I agree with this. Although I don't think the UTC offset hint should be omitted in most cases -- rather I think it SHOULD be included but that valid reasons exist to omit it occasionally.
On the contrary, RFC 977 is widely used for network news articles, and it often transfers historical dates. I regularly use it to access articles many months in the past, and I know of other sites that use it to access articles years in the past.
Most of the dates that RFC 977 uses are present dates when generated, so they certainly wouldn't need the timezone names.
RFC 977 dates are a subset of RFC 822 dates, but presumably a successor to RFC 977 would be based on the new time stamp standard.
I would hope not -- that would create tremondous interoperability problems. The definition of RFC 822/1123 dates needs to be tightened and discouraged from use in _new_ protocols. There's no justification to replace it in current protocols, IMHO.
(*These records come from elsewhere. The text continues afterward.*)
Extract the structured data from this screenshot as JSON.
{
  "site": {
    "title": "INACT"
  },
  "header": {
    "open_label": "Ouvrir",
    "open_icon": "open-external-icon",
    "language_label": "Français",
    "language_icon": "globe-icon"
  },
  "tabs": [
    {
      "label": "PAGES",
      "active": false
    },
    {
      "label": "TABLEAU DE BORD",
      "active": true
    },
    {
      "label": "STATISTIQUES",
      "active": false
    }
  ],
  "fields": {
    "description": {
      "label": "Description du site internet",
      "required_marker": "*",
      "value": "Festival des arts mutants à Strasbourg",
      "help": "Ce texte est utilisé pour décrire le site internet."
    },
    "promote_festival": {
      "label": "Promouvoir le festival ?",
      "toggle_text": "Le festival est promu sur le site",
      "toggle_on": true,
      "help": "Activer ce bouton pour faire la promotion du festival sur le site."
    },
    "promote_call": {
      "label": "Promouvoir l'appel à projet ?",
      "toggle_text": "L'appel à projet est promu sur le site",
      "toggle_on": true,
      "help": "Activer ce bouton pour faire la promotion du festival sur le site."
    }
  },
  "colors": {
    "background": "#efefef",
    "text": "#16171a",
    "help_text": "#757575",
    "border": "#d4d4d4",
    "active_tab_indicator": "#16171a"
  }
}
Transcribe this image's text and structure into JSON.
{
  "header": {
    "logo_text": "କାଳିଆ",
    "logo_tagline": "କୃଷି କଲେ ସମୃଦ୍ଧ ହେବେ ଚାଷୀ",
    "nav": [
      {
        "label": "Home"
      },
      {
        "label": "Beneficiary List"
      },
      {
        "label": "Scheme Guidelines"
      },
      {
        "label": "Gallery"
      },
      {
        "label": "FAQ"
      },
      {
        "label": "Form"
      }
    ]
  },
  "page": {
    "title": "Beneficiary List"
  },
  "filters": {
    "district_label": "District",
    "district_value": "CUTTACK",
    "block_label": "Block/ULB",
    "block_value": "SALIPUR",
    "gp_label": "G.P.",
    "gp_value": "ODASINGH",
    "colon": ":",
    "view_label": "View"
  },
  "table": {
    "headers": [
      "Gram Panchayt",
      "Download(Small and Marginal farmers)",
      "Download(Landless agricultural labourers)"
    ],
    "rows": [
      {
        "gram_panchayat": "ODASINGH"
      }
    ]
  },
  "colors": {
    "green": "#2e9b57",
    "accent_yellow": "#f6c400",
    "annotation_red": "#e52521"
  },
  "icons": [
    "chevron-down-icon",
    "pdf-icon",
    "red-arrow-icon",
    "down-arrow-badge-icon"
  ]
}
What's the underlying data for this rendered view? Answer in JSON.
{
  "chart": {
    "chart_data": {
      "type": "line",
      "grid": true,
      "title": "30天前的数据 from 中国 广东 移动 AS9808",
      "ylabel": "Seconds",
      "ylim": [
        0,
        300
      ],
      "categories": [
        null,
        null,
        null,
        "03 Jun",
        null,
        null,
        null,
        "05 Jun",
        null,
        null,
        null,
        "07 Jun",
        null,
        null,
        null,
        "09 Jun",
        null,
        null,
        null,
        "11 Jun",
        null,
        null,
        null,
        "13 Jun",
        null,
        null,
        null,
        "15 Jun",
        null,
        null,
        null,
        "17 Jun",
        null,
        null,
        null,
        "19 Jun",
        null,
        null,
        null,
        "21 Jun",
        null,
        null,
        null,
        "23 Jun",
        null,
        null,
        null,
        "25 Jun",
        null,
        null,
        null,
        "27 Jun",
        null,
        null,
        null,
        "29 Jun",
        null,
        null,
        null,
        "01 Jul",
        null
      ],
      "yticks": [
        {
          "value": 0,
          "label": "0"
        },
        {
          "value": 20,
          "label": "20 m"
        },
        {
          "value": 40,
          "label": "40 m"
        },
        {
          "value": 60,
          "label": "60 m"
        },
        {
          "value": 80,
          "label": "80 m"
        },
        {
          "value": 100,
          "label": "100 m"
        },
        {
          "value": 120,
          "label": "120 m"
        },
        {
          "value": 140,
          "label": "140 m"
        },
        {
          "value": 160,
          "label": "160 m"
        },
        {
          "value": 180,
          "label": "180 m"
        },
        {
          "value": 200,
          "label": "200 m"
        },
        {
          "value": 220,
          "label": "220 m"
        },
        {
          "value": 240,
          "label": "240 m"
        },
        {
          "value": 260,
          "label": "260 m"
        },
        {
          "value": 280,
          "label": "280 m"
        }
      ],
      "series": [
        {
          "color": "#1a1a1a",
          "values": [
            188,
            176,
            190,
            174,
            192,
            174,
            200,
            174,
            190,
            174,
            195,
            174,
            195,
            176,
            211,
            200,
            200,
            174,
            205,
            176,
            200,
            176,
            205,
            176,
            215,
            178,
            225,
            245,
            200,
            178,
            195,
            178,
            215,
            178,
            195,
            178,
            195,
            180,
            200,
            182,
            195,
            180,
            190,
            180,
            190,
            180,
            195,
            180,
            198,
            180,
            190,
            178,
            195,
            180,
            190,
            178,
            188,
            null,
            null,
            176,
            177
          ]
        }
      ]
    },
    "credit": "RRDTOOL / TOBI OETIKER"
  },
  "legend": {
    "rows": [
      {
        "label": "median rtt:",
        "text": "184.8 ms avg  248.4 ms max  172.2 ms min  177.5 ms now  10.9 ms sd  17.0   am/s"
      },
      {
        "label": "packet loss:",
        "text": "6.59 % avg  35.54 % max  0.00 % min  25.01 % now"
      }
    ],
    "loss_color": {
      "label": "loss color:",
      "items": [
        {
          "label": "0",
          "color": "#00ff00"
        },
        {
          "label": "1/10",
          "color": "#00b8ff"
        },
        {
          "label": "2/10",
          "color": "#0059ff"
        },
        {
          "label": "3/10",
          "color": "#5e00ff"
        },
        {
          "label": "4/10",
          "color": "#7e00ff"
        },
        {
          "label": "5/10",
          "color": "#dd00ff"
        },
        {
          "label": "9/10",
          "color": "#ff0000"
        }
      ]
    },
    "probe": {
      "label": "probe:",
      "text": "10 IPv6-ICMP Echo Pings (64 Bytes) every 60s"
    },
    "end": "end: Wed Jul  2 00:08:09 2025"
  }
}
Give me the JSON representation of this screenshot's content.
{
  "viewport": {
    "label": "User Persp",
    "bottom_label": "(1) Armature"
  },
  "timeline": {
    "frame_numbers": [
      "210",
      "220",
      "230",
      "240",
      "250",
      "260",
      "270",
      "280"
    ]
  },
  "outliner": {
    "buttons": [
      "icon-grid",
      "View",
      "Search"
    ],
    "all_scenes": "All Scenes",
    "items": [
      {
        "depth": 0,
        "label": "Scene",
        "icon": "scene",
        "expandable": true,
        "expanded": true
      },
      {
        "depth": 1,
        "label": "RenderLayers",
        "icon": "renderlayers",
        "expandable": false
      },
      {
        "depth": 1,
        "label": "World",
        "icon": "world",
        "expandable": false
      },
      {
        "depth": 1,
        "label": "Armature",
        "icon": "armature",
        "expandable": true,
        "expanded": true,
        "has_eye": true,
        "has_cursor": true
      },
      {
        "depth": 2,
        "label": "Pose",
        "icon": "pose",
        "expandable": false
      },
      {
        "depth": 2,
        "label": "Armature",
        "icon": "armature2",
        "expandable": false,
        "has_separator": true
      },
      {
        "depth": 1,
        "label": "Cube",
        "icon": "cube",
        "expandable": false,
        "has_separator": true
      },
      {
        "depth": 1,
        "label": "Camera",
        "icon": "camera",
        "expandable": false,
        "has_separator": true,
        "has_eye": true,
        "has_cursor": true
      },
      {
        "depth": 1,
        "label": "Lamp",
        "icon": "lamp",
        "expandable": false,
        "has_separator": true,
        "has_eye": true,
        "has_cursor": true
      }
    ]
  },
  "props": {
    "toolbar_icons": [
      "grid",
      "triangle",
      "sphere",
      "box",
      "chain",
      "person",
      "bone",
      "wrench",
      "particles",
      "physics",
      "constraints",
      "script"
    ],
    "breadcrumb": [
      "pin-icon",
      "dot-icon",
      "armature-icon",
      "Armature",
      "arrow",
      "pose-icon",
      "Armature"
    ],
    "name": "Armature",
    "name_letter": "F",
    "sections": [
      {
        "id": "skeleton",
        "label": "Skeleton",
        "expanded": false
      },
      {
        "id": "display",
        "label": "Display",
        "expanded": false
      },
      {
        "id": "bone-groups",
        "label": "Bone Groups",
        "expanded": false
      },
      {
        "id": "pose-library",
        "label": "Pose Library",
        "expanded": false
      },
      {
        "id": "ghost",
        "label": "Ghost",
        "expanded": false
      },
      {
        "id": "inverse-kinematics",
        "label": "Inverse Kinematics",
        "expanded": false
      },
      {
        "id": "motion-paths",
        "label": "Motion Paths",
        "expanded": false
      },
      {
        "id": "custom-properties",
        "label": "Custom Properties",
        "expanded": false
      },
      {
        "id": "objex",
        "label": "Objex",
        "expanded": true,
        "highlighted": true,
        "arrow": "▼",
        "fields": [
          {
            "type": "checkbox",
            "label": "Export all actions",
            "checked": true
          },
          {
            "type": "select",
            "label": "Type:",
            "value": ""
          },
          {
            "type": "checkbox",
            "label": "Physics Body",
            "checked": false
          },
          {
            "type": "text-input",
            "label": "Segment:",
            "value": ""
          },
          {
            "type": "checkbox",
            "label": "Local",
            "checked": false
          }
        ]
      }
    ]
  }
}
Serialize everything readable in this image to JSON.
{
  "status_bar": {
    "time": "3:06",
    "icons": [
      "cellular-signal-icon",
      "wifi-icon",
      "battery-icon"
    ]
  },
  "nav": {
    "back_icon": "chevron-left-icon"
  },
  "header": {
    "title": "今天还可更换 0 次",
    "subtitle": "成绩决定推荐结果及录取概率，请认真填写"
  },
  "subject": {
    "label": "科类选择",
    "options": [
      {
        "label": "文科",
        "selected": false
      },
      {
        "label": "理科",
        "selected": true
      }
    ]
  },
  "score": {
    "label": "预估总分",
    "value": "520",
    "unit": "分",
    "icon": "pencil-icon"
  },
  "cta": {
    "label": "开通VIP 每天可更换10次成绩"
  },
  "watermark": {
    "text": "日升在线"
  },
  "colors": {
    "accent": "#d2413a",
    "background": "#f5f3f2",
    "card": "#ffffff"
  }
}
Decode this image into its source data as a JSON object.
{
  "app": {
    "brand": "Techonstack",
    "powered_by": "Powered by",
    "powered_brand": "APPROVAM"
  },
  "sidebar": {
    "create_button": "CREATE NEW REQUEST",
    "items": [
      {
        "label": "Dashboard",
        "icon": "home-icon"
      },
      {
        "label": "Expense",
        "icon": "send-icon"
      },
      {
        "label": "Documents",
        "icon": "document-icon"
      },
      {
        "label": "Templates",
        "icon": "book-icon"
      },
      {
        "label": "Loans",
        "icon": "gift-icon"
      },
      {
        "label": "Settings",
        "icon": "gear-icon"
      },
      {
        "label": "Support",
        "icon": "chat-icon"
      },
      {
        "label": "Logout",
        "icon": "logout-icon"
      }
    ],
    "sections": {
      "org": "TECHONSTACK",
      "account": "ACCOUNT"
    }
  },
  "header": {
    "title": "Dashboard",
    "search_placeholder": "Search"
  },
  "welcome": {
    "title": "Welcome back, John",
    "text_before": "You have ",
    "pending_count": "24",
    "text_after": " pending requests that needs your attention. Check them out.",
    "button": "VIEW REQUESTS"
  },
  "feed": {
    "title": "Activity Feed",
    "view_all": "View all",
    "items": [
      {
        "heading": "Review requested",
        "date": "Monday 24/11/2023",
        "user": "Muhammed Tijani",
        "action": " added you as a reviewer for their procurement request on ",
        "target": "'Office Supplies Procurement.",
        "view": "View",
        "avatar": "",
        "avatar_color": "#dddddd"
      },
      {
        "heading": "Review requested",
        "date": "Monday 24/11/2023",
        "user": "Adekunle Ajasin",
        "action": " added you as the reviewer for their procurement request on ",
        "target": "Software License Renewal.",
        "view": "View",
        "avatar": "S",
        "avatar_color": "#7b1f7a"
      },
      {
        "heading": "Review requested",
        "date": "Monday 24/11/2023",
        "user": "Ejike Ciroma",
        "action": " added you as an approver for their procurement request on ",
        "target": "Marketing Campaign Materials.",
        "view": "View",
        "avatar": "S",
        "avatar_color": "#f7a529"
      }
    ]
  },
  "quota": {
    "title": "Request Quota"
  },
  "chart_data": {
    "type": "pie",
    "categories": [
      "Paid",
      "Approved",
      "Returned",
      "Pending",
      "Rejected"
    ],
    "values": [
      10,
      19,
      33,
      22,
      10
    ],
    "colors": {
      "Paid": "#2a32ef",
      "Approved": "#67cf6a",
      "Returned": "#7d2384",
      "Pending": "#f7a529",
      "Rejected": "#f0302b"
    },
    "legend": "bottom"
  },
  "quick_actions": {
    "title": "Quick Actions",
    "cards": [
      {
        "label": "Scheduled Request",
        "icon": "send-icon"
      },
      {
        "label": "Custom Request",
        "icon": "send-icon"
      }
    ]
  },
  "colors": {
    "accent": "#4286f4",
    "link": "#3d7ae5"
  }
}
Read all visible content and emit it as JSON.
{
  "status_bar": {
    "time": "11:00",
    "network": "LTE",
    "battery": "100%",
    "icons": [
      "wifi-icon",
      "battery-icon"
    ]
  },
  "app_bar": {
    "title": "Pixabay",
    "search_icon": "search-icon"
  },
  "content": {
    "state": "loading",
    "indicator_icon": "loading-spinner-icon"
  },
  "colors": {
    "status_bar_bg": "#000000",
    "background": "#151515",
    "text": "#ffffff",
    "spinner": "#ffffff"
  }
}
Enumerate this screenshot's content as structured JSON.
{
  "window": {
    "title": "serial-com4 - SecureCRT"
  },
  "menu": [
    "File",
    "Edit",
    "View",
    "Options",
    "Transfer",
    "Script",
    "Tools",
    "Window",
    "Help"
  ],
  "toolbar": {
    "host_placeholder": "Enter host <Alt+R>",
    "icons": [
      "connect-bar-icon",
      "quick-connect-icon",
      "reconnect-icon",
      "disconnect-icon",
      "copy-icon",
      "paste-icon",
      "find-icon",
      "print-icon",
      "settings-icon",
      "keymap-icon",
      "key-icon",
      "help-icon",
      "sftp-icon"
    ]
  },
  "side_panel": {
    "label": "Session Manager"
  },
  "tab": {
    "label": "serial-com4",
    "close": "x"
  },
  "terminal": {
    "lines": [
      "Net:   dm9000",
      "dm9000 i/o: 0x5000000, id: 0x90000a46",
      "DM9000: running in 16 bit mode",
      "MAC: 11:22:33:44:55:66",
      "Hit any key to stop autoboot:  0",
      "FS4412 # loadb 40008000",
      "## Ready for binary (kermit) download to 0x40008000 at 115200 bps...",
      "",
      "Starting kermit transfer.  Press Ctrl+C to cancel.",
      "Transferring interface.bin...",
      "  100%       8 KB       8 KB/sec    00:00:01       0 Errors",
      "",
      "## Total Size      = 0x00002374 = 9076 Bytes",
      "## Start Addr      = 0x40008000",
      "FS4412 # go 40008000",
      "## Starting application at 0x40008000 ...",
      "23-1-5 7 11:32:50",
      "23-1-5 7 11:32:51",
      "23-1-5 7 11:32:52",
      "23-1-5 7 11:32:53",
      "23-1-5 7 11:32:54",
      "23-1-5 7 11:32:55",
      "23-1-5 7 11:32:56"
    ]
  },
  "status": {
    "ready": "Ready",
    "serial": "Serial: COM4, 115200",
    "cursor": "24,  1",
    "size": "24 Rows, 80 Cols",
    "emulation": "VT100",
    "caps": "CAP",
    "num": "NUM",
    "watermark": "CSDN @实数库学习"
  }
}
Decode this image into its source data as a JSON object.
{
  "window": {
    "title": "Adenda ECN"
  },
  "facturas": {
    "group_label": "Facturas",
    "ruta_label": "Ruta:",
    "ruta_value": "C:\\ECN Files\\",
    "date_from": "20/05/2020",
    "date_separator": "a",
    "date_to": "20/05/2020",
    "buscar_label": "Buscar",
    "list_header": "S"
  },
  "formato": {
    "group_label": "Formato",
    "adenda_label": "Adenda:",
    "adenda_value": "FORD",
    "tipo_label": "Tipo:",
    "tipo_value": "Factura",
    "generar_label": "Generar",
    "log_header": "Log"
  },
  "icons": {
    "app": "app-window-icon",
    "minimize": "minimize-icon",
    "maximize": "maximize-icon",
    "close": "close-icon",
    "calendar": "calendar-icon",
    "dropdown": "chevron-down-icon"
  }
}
Network news provides an example of why one cannot easily separate past from future dates. A news article can contain an `Expires:' header line, which would presumably look something like this with the draft standard:
There's no reason why Expires shouldn't use UTC. The cost of requiring news servers to support the "future date" format is far too high, IMHO. So far, the only case I know of where the "future date" format is really necessary is for calendaring and scheduling.
One cannot insist that a format be used only for future dates, because data continually migrate into the past as time passes.
The format in section 5 should be used whenever possible because it's so much simpler to process. Perhaps I can't restrict the format in section 6 to future dates only, but I certainly don't want to see it used when not necessary. Thanks for the comments!